Question

For all real $x$, the minimum value of the function $f(x) = \frac{1 - x + x^2}{1 + x + x^2}$ is

• A. $\frac{1}{3}$
• B. $0$
• C. $3$
• D. $1$

Hint:

Whenever you see a rational function of the symmetric form $\frac{x^2 - kx + 1}{x^2 + kx + 1}$, the minimum and maximum values are always reciprocals of each other! Evaluating the function at quick testing points like $x=1$ gives $f(1) = \frac{1}{3}$, which instantly highlights $\frac{1}{3}$ as a critical value bound.

Answer 1

The Correct Option is A

Step 1: Understanding the Question:
The question asks for the global minimum real value attained by the rational function $f(x) = \frac{1 - x + x^2}{1 + x + x^2}$ over its entire domain of real numbers.

Step 2: Key Formula or Approach:
We can solve this using either calculus optimization or an algebraic discriminant approach. Let's use the algebraic method by setting $f(x) = y$, rearranging it into a standard quadratic equation in terms of $x$, and applying the real root condition that the discriminant must be non-negative ($\Delta \ge 0$).

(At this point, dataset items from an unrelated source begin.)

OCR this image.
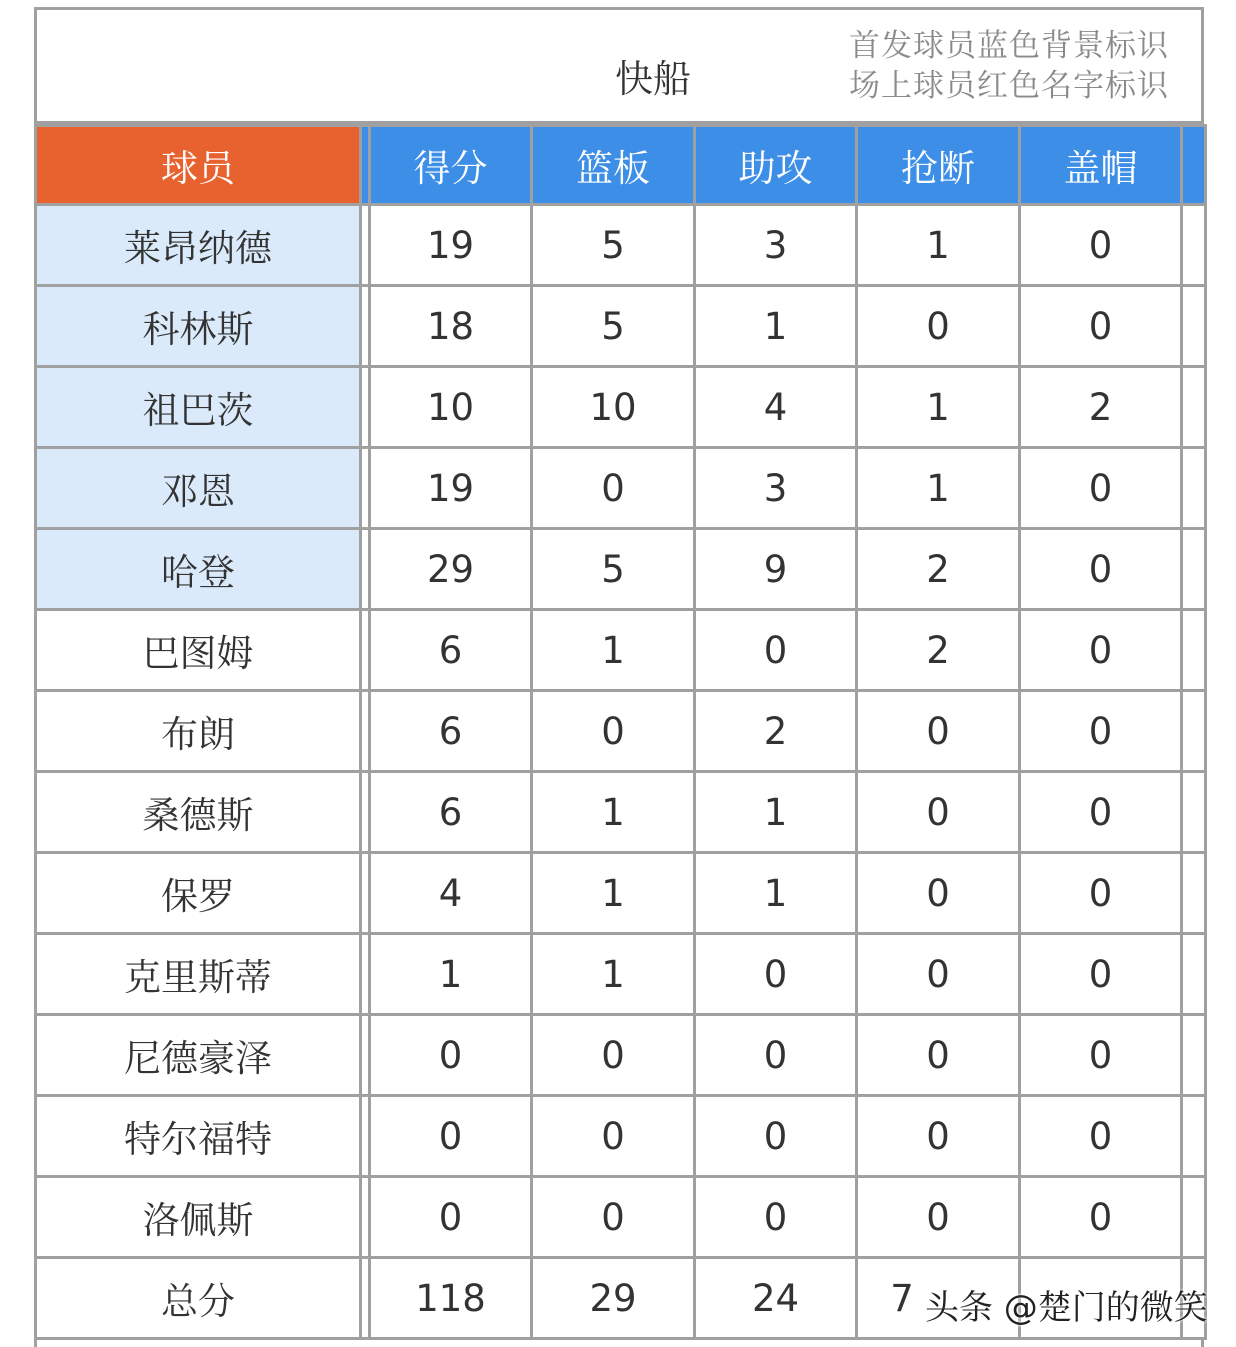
快船
首发球员蓝色背景标识
场上球员红色名字标识
球员		得分	篮板	助攻	抢断	盖帽	
莱昂纳德		19	5	3	1	0	
科林斯		18	5	1	0	0	
祖巴茨		10	10	4	1	2	
邓恩		19	0	3	1	0	
哈登		29	5	9	2	0	
巴图姆		6	1	0	2	0	
布朗		6	0	2	0	0	
桑德斯		6	1	1	0	0	
保罗		4	1	1	0	0	
克里斯蒂		1	1	0	0	0	
尼德豪泽		0	0	0	0	0	
特尔福特		0	0	0	0	0	
洛佩斯		0	0	0	0	0	
总分		118	29	24	7		头条 @楚门的微笑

Step 3: Detailed Explanation:
Let $y = \frac{x^2 - x + 1}{x^2 + x + 1}$. Cross-multiply to clear the denominator:
$$y(x^2 + x + 1) = x^2 - x + 1$$ $$yx^2 + yx + y = x^2 - x + 1$$ Group all the terms together to create a quadratic equation in standard form ($Ax^2 + Bx + C = 0$):
$$(y - 1)x^2 + (y + 1)x + (y - 1) = 0$$ Since $x$ is a real number, this quadratic equation must possess real roots. Therefore, its mathematical discriminant $\Delta = B^2 - 4AC$ must be greater than or equal to zero:
$$\Delta = (y + 1)^2 - 4(y - 1)(y - 1) \ge 0$$ $$(y + 1)^2 - 4(y - 1)^2 \ge 0$$ Expand the polynomial terms:
$$(y^2 + 2y + 1) - 4(y^2 - 2y + 1) \ge 0$$ $$y^2 + 2y + 1 - 4y^2 + 8y - 4 \ge 0$$ $$-3y^2 + 10y - 3 \ge 0$$ Multiply the entire inequality by $-1$ and reverse the inequality sign direction:
$$3y^2 - 10y + 3 \le 0$$ Factor the quadratic expression by splitting the middle term:
$$3y^2 - 9y - y + 3 \le 0$$ $$3y(y - 3) - 1(y - 3) \le 0 \implies (3y - 1)(y - 3) \le 0$$ The roots of this expression are $y = \frac{1}{3}$ and $y = 3$. For the product to be less than or equal to zero ($\le 0$), $y$ must lie between these two values:
$$\frac{1}{3} \le y \le 3$$ This range tells us that the absolute minimum value of the function is $\frac{1}{3}$ (and its maximum value is 3). This matches option (A).

Step 4: Final Answer:
The minimum value of the function is $\frac{1}{3}$, which corresponds to option (A).